Most A/B test approaches are centered around frequentist hypothesis tests used to come up with a point estimate (probability of rejecting the null) of a hard-to-interpret value. Oftentimes, the statistician or data scientist laying down the groundwork for the A/B test will have to do a
power test to determine sample size and then interface with a Product Manager or Marketing Exec in order to relay the results. This quickly gets messy in terms of interpretability. More importantly it is simply not as robust as A/B testing given informative priors and the ability to inspect an entire distribution over a parameter, not just a point estimate.
Enter Bayesian A/B testing.
Bayesian methods provide several benefits over frequentist methods in the context of A/B tests – namely in interpretability. Instead of p-values you get direct probabilities on whether A is better than B (and by how much). Instead of point estimates your posterior distributions are parametrized random variables which can be summarized any number of ways. Bayesian tests are also immune to ‘peeking’ and are thus valid whenever a test is stopped.
This document is meant to provide a brief overview of the bayesAB package with a few usage examples. A basic understanding of statistics (including Bayesian) and A/B testing is helpful for following along.
Unlike a frequentist method, in a Bayesian approach you first encapsulate your prior beliefs mathematically. This involves choosing a distribution over which you believe your parameter might lie. As you expose groups to different tests, you collect the data and combine it with the prior to get the posterior distribution over the parameter(s) in question. Mathematically, you are looking for
P(parameter | data) which is a combination of the prior and posterior (the math, while relatively straightforward, is outside of the scope of this brief intro).
As mentioned above, there are several reasons to prefer Bayesian methods for A/B testing (and other forms of statistical analysis!). First of all, interpretability is everything.
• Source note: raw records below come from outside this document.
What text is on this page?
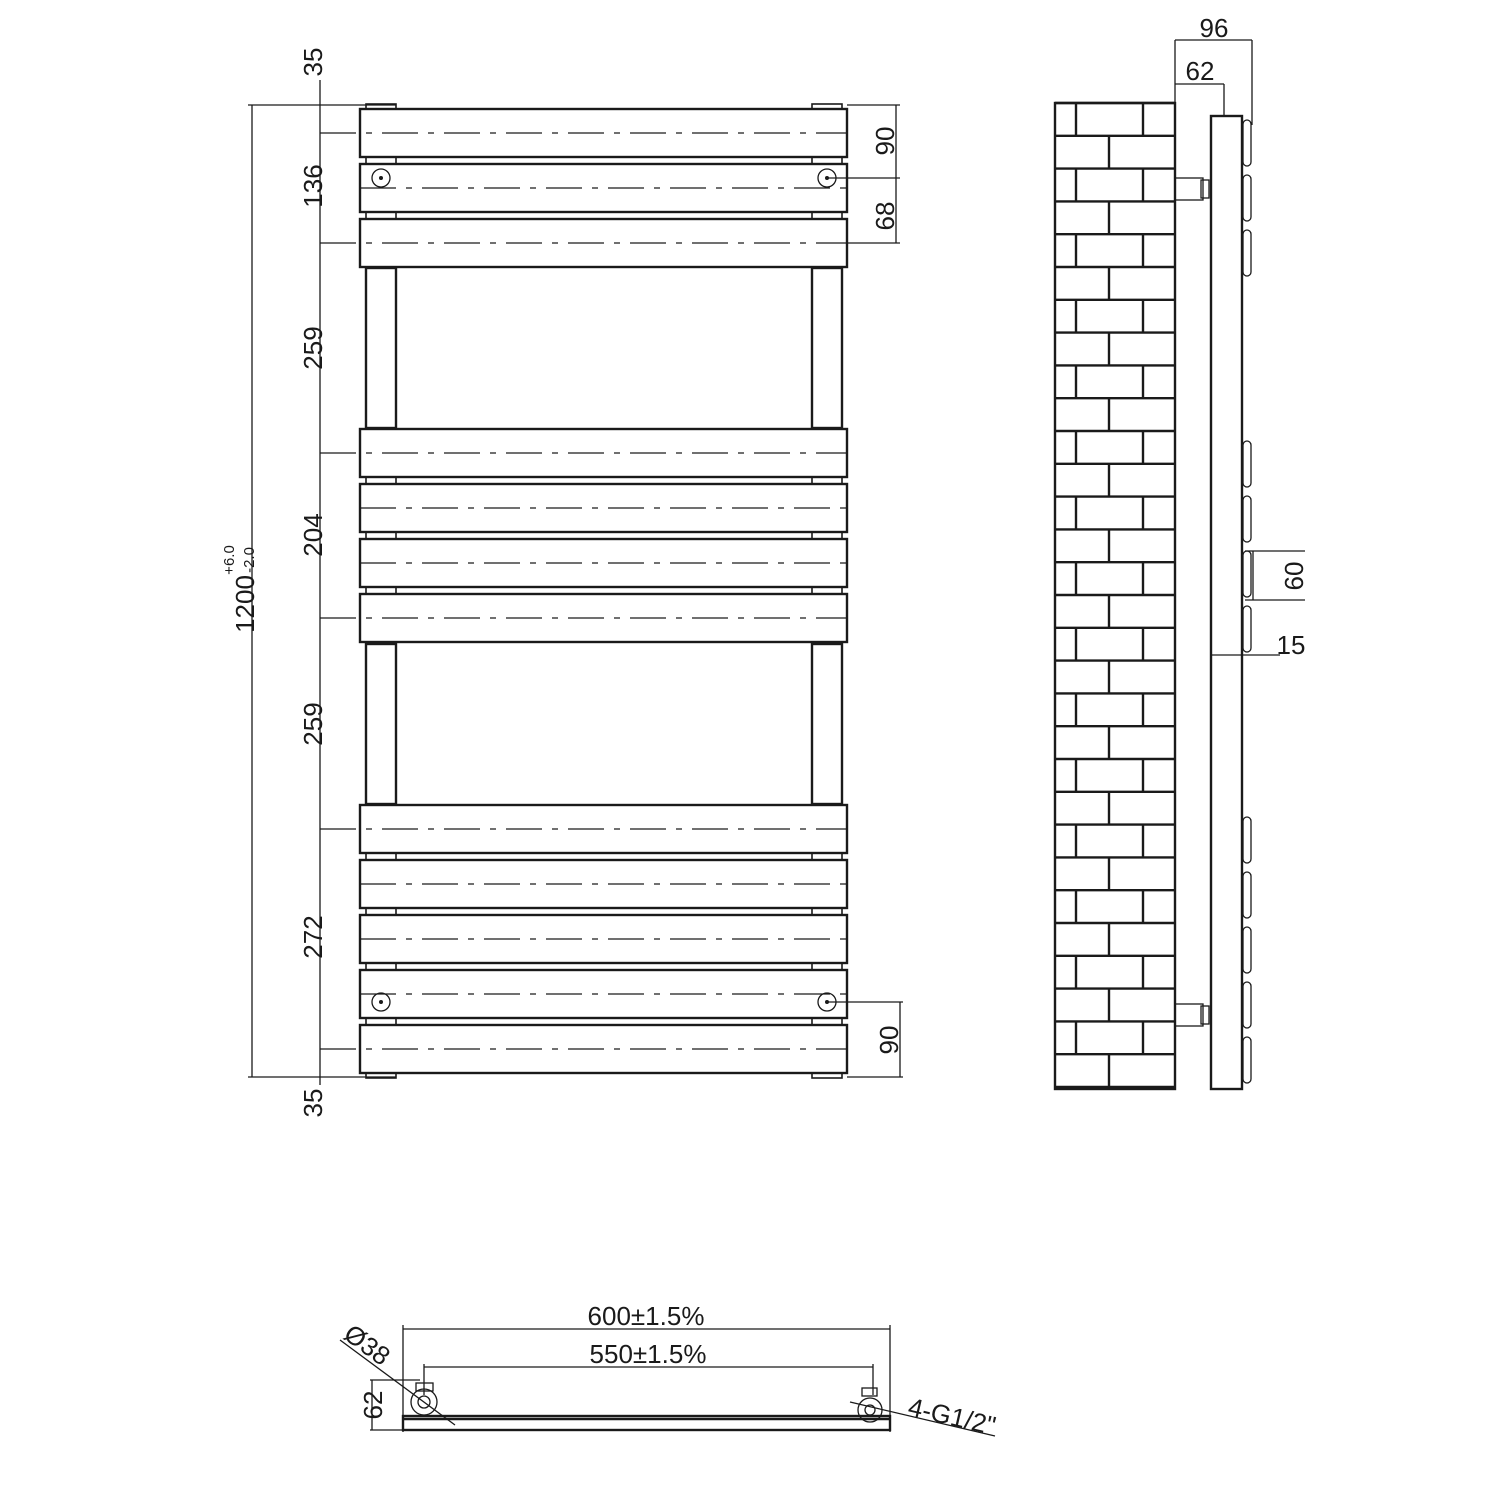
35
136
259
204
259
272
35
1200
+6.0 -2.0
90
68
90
96
62
60
15
600±1.5%
550±1.5%
Ø38
62	4-G1/2"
Would you rather say “P(A > B) is 10%”, or “Assuming the null hypothesis that A and B are equal is true, the probability that we would see a result this extreme in A vs B is equal to 3%”? I think I know my answer. Furthermore, since we get a probability distribution over the parameters of the distributions of A and B, we can say something such as “There is a 74.2% chance that A’s \(\lambda\) is between 3.7 and 5.9.” directly from the methods themselves.
Secondly, by using an informative prior we alleviate many common issues in regular A/B testing. For example, repeated testing is an issue in A/B tests. This is when you repeatedly calculate the hypothesis test results as the data comes in. In a perfect world, if you were trying to run a Frequentist hypothesis test in the most correct manner, you would use a
power test calculation to determine sample size and then not peek at your data until you hit the amount of data required. Each time you run a hypothesis test calculation, you incur a probability of false positive. Doing this repeatedly makes the possibility of any single one of those ‘peeks’ being a false positive extremely likely. An informative prior, means that your posterior distribution should make sense any time you wish to look at it. If you ever look at the posterior distribution and think “this doesn’t look right!”, then you probably weren’t being fair with yourself and the problem when choosing priors.
Furthermore, an informative prior will help with the low base-rate problem (when the probability of a success or observation is very low). By indicating this in your priors, your posterior distribution will be far more stable right from the onset.
One criticism of Bayesian methods is that they are computationally slow or inefficient. bayesAB leverages the notion of conjugate priors to sample from analytical distributions very quickly (1e6 samples in <1s).